Just in case people are wondering about this, the answer is to use power query and power view in excel. I find medium (500k lines) datasets and complex structures and transformations all work without a hitch. I never use formulae in tables anymore. The other thing is that this naturally leads you to power bi which is great. That's my tip.
Long insertion times may be due to INDEX (or other functions) that reference a whole column, or a whole row.
I had a very similar problem: not too complex worksheet (about 2500 rows, with 15 columns of data (results from a query), and about 10 columns of formulas to extract data from the query results. when I inserted a column, the first columns might insert within 4 seconds or so, but the second insert would take over a minute.
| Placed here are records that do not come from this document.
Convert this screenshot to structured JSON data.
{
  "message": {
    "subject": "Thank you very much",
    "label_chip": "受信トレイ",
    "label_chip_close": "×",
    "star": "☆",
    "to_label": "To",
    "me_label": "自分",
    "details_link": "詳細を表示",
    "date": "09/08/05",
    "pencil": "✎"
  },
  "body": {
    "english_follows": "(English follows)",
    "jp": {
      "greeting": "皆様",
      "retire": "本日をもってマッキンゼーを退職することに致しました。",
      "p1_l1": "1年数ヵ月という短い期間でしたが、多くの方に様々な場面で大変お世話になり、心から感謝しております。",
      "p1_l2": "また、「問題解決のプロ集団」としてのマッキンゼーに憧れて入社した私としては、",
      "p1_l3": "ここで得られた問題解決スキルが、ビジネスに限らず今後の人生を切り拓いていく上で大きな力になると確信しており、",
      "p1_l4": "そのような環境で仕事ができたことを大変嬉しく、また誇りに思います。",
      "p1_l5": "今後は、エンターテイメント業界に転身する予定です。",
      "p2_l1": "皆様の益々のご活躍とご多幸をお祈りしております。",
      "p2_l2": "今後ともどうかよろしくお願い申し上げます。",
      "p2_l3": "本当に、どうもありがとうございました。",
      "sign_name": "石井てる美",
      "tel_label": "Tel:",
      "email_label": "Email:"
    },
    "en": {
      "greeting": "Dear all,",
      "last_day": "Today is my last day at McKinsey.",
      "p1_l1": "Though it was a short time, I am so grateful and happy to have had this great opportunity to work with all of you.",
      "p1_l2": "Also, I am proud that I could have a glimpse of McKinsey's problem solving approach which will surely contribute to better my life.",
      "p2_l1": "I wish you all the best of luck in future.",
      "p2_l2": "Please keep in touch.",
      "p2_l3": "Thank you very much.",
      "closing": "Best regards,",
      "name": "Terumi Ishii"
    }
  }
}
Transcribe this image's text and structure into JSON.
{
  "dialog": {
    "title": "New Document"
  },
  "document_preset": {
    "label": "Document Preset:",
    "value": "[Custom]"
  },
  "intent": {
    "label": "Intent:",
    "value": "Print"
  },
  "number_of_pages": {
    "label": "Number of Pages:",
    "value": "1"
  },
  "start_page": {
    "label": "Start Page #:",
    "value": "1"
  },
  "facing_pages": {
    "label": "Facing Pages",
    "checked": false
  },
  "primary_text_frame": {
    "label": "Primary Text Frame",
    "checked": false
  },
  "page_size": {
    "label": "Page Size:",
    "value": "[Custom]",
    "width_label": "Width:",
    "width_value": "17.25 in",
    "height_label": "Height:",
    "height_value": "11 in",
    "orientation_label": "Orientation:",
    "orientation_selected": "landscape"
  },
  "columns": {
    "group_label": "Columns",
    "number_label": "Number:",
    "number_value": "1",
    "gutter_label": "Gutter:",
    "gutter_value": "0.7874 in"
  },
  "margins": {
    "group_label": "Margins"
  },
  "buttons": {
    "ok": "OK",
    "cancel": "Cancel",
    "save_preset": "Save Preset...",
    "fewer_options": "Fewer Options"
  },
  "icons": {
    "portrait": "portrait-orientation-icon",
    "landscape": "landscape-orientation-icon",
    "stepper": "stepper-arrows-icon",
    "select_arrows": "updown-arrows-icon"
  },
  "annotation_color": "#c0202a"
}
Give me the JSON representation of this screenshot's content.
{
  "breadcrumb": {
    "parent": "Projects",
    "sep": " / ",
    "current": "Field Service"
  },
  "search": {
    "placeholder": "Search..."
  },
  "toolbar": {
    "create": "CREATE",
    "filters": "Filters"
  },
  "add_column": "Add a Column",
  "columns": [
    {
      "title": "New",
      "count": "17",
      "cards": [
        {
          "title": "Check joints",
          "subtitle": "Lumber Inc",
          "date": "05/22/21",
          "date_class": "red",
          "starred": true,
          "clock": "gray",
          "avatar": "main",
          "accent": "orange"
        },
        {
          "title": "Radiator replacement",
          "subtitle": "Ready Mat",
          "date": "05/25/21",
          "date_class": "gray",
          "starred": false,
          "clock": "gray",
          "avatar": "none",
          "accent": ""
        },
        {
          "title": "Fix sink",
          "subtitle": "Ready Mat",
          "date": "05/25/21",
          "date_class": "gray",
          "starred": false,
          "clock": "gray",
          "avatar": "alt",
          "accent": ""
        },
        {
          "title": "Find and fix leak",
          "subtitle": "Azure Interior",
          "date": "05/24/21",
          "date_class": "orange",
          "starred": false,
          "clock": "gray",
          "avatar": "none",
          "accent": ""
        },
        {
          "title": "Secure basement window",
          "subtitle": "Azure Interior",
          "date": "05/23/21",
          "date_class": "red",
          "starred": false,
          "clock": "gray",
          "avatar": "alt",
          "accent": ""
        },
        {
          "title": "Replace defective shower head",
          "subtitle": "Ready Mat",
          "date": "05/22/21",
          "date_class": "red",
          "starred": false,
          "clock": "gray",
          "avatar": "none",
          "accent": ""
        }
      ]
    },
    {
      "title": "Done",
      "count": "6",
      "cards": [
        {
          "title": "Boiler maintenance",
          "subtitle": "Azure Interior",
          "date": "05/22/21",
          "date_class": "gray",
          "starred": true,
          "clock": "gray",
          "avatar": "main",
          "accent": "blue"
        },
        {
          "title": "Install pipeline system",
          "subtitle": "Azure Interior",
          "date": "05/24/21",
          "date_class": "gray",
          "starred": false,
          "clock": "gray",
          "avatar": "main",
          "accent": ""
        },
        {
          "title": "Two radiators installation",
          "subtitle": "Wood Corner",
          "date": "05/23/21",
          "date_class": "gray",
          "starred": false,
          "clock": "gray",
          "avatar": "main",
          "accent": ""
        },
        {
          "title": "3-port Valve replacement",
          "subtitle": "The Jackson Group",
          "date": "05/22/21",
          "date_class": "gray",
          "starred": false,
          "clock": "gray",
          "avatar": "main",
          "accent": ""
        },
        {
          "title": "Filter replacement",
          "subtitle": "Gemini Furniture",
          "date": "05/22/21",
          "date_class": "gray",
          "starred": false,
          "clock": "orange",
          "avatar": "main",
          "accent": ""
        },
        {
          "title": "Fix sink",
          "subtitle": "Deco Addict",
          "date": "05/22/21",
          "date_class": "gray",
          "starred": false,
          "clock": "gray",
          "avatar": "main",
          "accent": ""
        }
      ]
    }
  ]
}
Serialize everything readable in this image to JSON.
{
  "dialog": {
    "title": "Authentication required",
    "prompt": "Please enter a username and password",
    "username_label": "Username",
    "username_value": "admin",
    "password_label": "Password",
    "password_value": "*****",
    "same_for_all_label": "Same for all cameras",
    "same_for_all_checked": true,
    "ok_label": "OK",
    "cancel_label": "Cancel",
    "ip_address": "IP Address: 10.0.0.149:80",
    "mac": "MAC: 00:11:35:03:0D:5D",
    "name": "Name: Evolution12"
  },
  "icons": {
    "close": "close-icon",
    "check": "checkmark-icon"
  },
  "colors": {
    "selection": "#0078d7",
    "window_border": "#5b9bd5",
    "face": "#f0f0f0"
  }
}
Yikes! I searched the internet and found this site http://support.microsoft.com/kb/2755145.
My experience:
I was using a formula like =INDEX(11:11,1,MATCH(AC$5,$10:$10,0)), about 25000 times in my worksheet. You can see that each formula references an entire row twice. Apparently, when I added a column, since each row is affected, and therefore each of my formulas was affected, Excel would dutifully go to work trying to figure out what to do about that.
Based on what I learned form the microsoft website, I changed the formula to =INDEX(QueryResults,ROW()-ROW(QueryHeaders),MATCH(AC$5,QueryHeaders,0)), where the QueryResults and QueryHeaders are simple named ranges.
After I made this change throughout the sheet, inserting a column became almost instantaneous - less than a second.